According to University of Utah scientists and colleagues, human faces - especially those of australopith ancestors - evolved to minimize damage during fist fights.
Face is attacked the most during a fist fight. Today, doctors can treat a jaw injury. "But four million years ago, if you broke your jaw, it was probably a fatal injury. You wouldn't be able to chew food... You'd just starve to death," said David Carrie, University of Utah physician, to BBC.
The research challenges the idea that human face evolved to help us eat hard-to-crush foods such as nuts.
Researchers said that human ancestors evolved the facial features at almost the same time as their hands allowed them to make a fist. Also, the team found that parts of face that suffered the greatest damage during a fight are also the ones that have shown the greatest rigidity. The study explains why male faces are so different from female faces.
For the research, scientists looked at the evolution of genus Australopithecus, which are the immediate predecessors of genus Homo. Understanding anatomical features in Australopithecus helped scientists find why we look the way we do.
"The australopiths were characterized by a suite of traits that may have improved fighting ability, including hand proportions that allow formation of a fist; effectively turning the delicate musculoskeletal system of the hand into a club effective for striking," said Carrier, lead author of the study.
"If indeed the evolution of our hand proportions were associated with selection for fighting behavior you might expect the primary target, the face, to have undergone evolution to better protect it from injury when punched," Carrier said in a news release.

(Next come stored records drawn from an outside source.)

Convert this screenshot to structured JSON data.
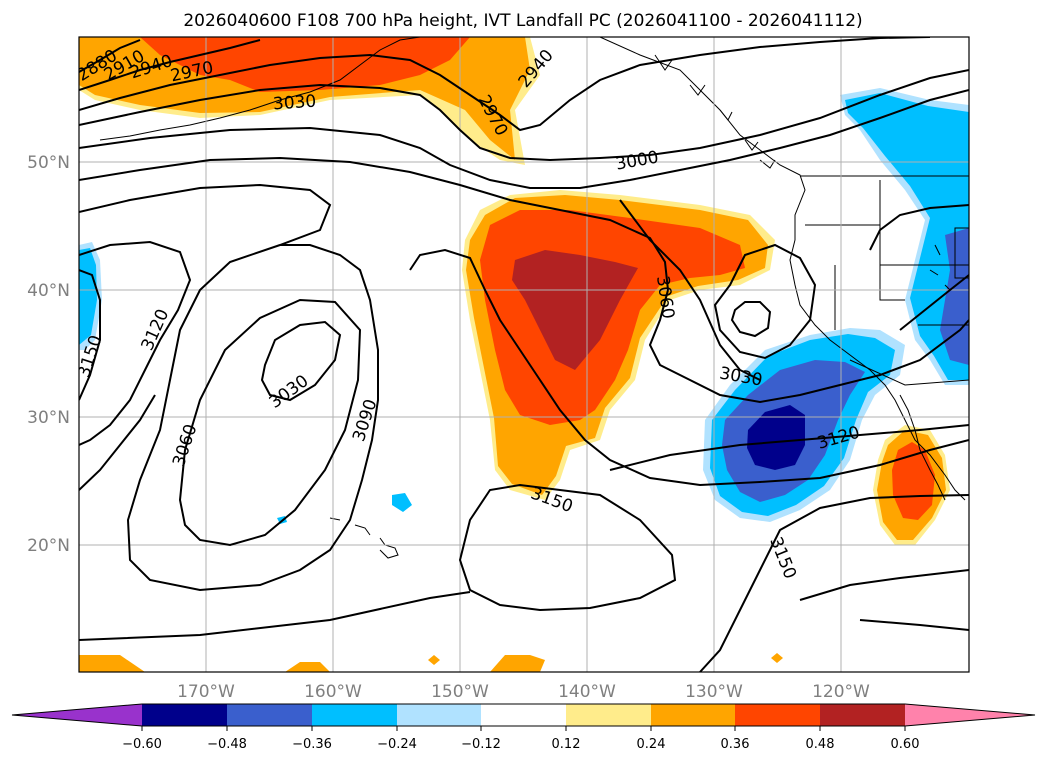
{
  "map": {
    "title": "2026040600 F108 700 hPa height, IVT Landfall PC (2026041100 - 2026041112)",
    "lon_labels": [
      "170°W",
      "160°W",
      "150°W",
      "140°W",
      "130°W",
      "120°W"
    ],
    "lat_labels": [
      "50°N",
      "40°N",
      "30°N",
      "20°N"
    ],
    "contour_labels": [
      "2880",
      "2910",
      "2940",
      "2970",
      "3030",
      "2940",
      "2970",
      "3000",
      "3060",
      "3030",
      "3120",
      "3150",
      "3120",
      "3030",
      "3060",
      "3090",
      "3150",
      "3150"
    ],
    "colorbar": {
      "ticks": [
        "−0.60",
        "−0.48",
        "−0.36",
        "−0.24",
        "−0.12",
        "0.12",
        "0.24",
        "0.36",
        "0.48",
        "0.60"
      ],
      "colors": [
        "#9932cc",
        "#00008b",
        "#3a5fcd",
        "#00bfff",
        "#b0e2ff",
        "#ffffff",
        "#ffec8b",
        "#ffa500",
        "#ff4500",
        "#b22222",
        "#ff82ab"
      ]
    }
  }
}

The new study builds on earlier research by Carrier and colleagues that tried to find how violence shaped human evolution. According to researchers, hand and leg proportion and even bipedalism is associated with humans' fighting abilities. Their previous research on hand proportion has received a lot of criticism.
Human faces aren't as rugged as they were during Australopithecus' time because human arms gradually weakened. "Our arms and upper body are not nearly as strong as they were in the australopiths," Carrier explained, according to BBC. "There's a temporal correlation."
The study is published in the journal Biological Reviews.